The company is expected to present 15 copies of the final report to the registrar of the Supreme Court before 9 a.m. today.
Each of the nine justices of the court will be given copies, and so will all the parties in the case.
The extra copy will go to the Judicial Secretary.
This was disclosed to the Daily Graphic by a Senior Partner of KPMG, Mr Joe Winful, in Accra yesterday.
The Statement of Poll and Declaration of Results forms, also known as pink sheets, have been at the heart of the election petition because the petitioners — the presidential candidate of the New Patriotic Party (NPP), Nana Addo Dankwa Akufo-Addo; his running mate, Dr Mahamadu Bawumia, and the Chairman of the NPP, Mr Jake Obetsebi-Lamptey — have alleged that gross and widespread irregularities took place on the face of the pink sheets from 11,842 polling stations.
Although they insist they supplied 11,842 pink sheets to prove claims of over-voting, persons voting without undergoing biometric verification, some presiding officers not signing the pink sheets and some polling stations having the same serial numbers, the respondents allege that they were not supplied with 11,842 pink sheets.
The petitioners are currently relying on 11,115 pink sheets to make their case for the annulment of more than four million votes.
Realising the controversy surrounding the actual number of pink sheets supplied to the Supreme Court Registry would not die down, the court, on May 9, 2013, appointed KPMG to audit the pink sheets.
KPMG completed auditing the first set of pink sheets submitted to the Supreme Court Registry, issued a draft report on it and requested parties in the petition to respond to the draft report, but the court, on June 5, 2013, directed that the pink sheets of the President of the panel, Mr Justice William Atuguba, be used as control in the audit.
As a result of that, the Supreme Court, on June 13, 2013, adjourned proceedings to today to enable the audit firm to complete its work to allow parties to rely on the report to make their case for and against the annulment of more than four million votes.
“We will defend our work”
Mr Winful declined to disclose the content of the report on the grounds that the firm was appointed by the Supreme Court and it was only fair that the court be allowed to see the content first.
“We have done our professional work diligently and are prepared to defend our work when called to testify in the case,” he emphasised.
“We worked thoroughly and tirelessly, including weekends and sometimes up to 2 a.m., in order to finish the work on time,” he intimated.
Reacting to the widely circulated report that lawyers for the petitioners had called for a meeting with the KPMG, Mr Winful explained that the meeting actually took place on Friday, June 21, 2013.
He indicated that the meeting was to iron out a few issues before the issuance of the final report on the audit.

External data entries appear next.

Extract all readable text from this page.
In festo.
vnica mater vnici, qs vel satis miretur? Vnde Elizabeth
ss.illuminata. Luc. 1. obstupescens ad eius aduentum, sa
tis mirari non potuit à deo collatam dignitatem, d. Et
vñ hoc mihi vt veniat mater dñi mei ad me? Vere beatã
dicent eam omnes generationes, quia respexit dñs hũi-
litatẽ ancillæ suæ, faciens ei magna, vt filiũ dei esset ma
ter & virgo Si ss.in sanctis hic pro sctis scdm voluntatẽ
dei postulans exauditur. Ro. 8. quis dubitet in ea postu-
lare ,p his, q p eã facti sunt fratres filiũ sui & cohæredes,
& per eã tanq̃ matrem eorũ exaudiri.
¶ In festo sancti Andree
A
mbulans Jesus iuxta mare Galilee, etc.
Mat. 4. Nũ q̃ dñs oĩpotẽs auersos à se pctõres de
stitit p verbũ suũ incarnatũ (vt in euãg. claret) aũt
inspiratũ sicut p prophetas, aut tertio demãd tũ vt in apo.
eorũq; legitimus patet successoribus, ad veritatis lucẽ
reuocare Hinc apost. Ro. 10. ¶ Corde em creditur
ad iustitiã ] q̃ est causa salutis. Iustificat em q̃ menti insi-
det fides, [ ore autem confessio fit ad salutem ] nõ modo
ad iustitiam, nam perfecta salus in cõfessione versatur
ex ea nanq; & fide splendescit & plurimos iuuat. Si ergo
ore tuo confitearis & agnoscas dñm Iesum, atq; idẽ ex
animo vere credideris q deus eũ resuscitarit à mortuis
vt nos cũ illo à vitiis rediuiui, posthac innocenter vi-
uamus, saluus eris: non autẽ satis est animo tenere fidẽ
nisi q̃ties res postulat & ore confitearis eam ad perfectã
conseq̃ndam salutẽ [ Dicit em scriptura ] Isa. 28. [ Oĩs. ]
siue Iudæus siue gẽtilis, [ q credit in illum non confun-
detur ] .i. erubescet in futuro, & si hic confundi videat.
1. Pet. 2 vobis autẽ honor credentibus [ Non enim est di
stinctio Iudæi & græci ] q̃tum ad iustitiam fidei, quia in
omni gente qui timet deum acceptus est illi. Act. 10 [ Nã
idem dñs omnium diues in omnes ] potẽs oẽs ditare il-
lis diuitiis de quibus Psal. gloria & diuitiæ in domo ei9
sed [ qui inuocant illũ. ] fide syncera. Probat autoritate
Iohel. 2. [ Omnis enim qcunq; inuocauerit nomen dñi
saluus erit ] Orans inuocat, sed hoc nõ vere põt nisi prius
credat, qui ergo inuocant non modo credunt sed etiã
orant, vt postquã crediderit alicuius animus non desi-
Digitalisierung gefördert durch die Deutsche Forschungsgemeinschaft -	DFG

The hearing of the substantive petition began on April 17, 2013.
So far, Dr Bawumia and the General Secretary of the National Democratic Congress (NDC), Mr Johnson Asiedu Nketia, have testified for the petitioners and President Mahama, as well as the NDC, respectively.
The Chairman of the EC, Dr Kwadwo Afari-Gyan, began giving his evidence-in-chief on Thursday, May 30, 2013 and is currently being cross-examined by Mr Philip Addison, the lead counsel for the petitioners.
The petitioners have alleged that the December 7 and 8, 2012 presidential election was fraught with malpractices of over-voting, non-signing of pink sheets by some presiding officers or their assistants, voting without biometric verification and duplicated serial numbers of pink sheets.
However, President Mahama, the EC and the NDC have denied that any such irregularities occurred during the election.